With the location you have to worry of retrieval at this point. Generally speaking, you'd want to notify the user when they are a certain radius; r, from the venue. Two methods come in mind

Lousy Battery Draining Method

Always get an update of their current location, query the database to see if their current location is within r. If yes, notify them then stop getting their location and querying Firebase.

This method is the easiest to implement but you sincerely have got to have a serious issue with your users should you opt for it.

Slightly Improved

  1. Make a SINGLE query for the user's current location. Let's call this let currentLocation = CLLocation2D()
  2. Make a SINGLE query to Firebase checking for all locations possibly within r; you can even tell FrB to sort them for you, then cache the results.
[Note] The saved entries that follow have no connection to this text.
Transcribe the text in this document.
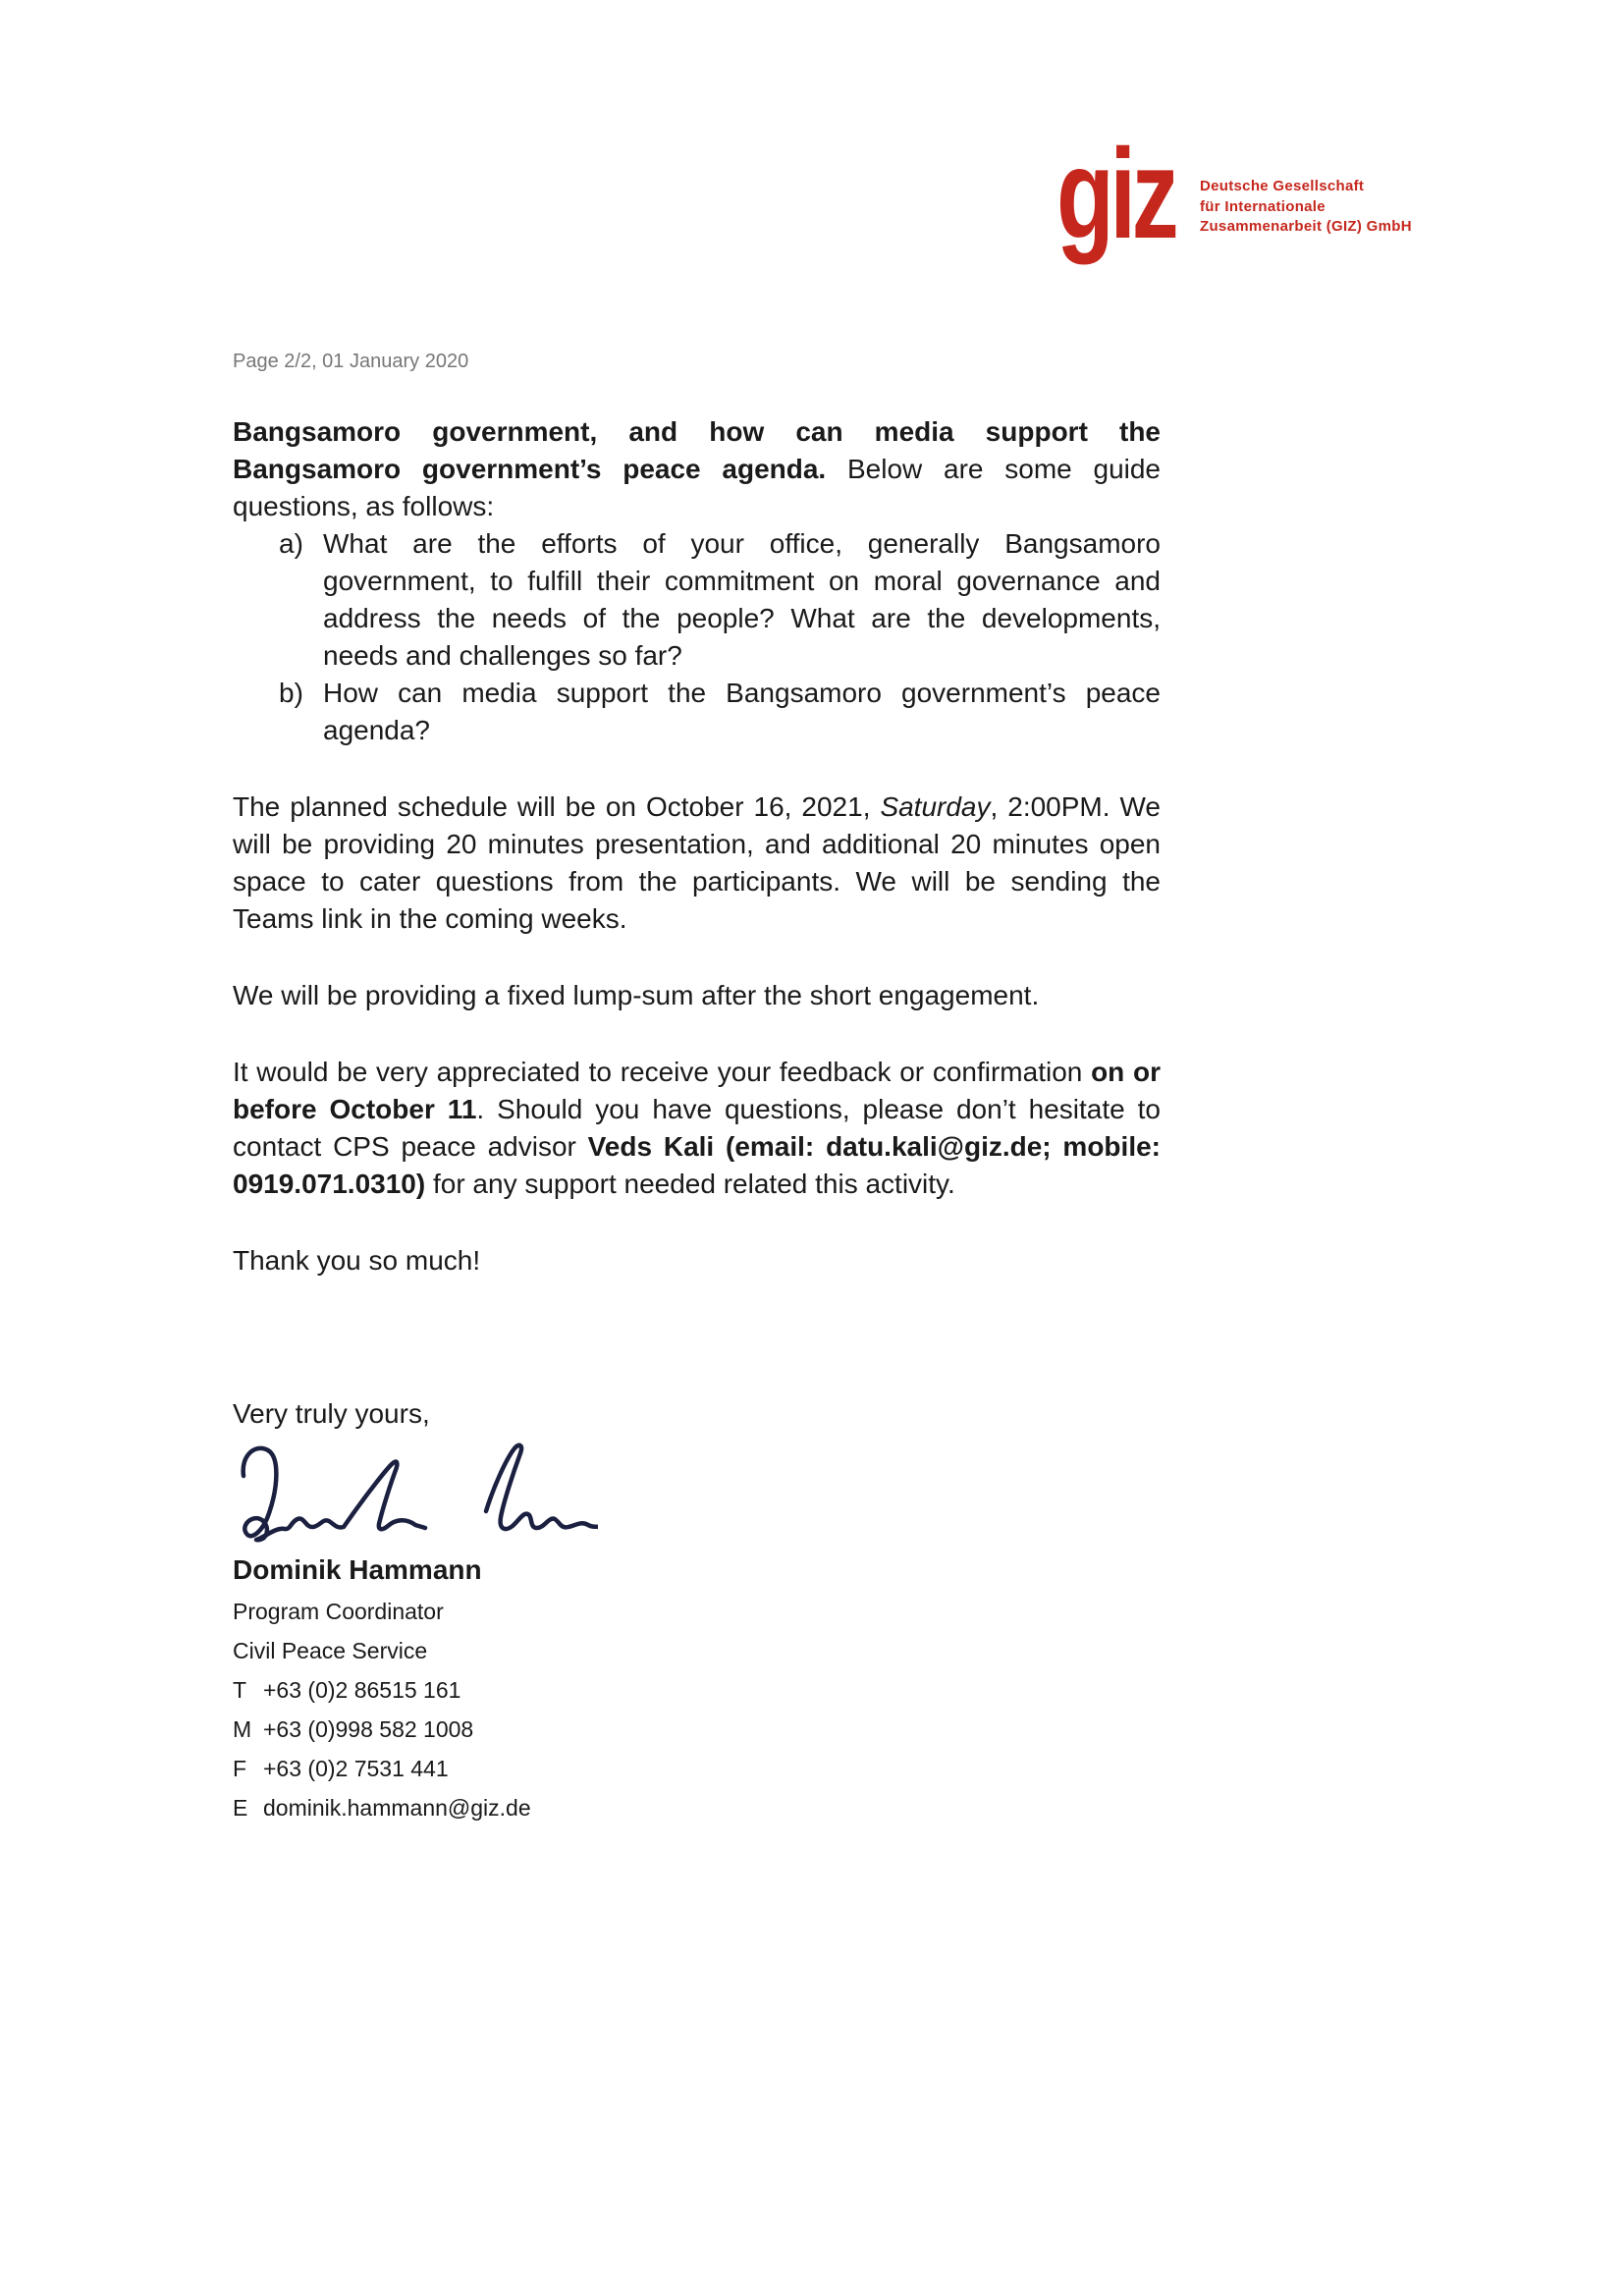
giz Deutsche Gesellschaft
für Internationale
Zusammenarbeit (GIZ) GmbH
Page 2/2, 01 January 2020

Bangsamoro government, and how can media support the Bangsamoro government’s peace agenda. Below are some guide questions, as follows:

a) What are the efforts of your office, generally Bangsamoro government, to fulfill their commitment on moral governance and address the needs of the people? What are the developments, needs and challenges so far?
b) How can media support the Bangsamoro government’s peace agenda?

The planned schedule will be on October 16, 2021, Saturday, 2:00PM. We will be providing 20 minutes presentation, and additional 20 minutes open space to cater questions from the participants. We will be sending the Teams link in the coming weeks.

We will be providing a fixed lump-sum after the short engagement.

It would be very appreciated to receive your feedback or confirmation on or before October 11. Should you have questions, please don’t hesitate to contact CPS peace advisor Veds Kali (email: datu.kali@giz.de; mobile: 0919.071.0310) for any support needed related this activity.

Thank you so much!

Very truly yours,

Dominik Hammann
Program Coordinator
Civil Peace Service
T +63 (0)2 86515 161
M +63 (0)998 582 1008
F +63 (0)2 7531 441
E dominik.hammann@giz.de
Because of memory limitations you may limit the number of results to say 10. The point is to avoid keeping all the Firebase data in memory at once especially if its going to be massive. Let's call this let possibleDestinations = []
  3. Start a timer. This is dependent on whether your user is on foot or not. If on foot then a 5-10 minute timer is pretty reasonable. If not then you might want a 1-3 minute timer instead.
  4. When timer == expired roll back to Step 1
    • Is currentLocation equal or close to any address in possibleDestinations
      1. If yes; then our user is definitely headed towards one of the addresses we already have, then timer.invalidate() and present the info of the venue from possibleDestinations
      2. If no; probably the user has switched their course, then repeat from Step 2

Obviously the second method is more complex than the first one but its more user-friendly; in terms of battery consumption, and efficient.

Side Note:

  1. I made the latitude and longitude nodes store Double respectively so as you can simply pass them into the CLLocationDegrees constructor. More info

  2. Since you seem to be relatively new to the Core Location API, I'd recommend you create a side project first and learn how to perform geo-fencing before integrating it into your application. Current Location Tutorial. Geofencing Tutorial.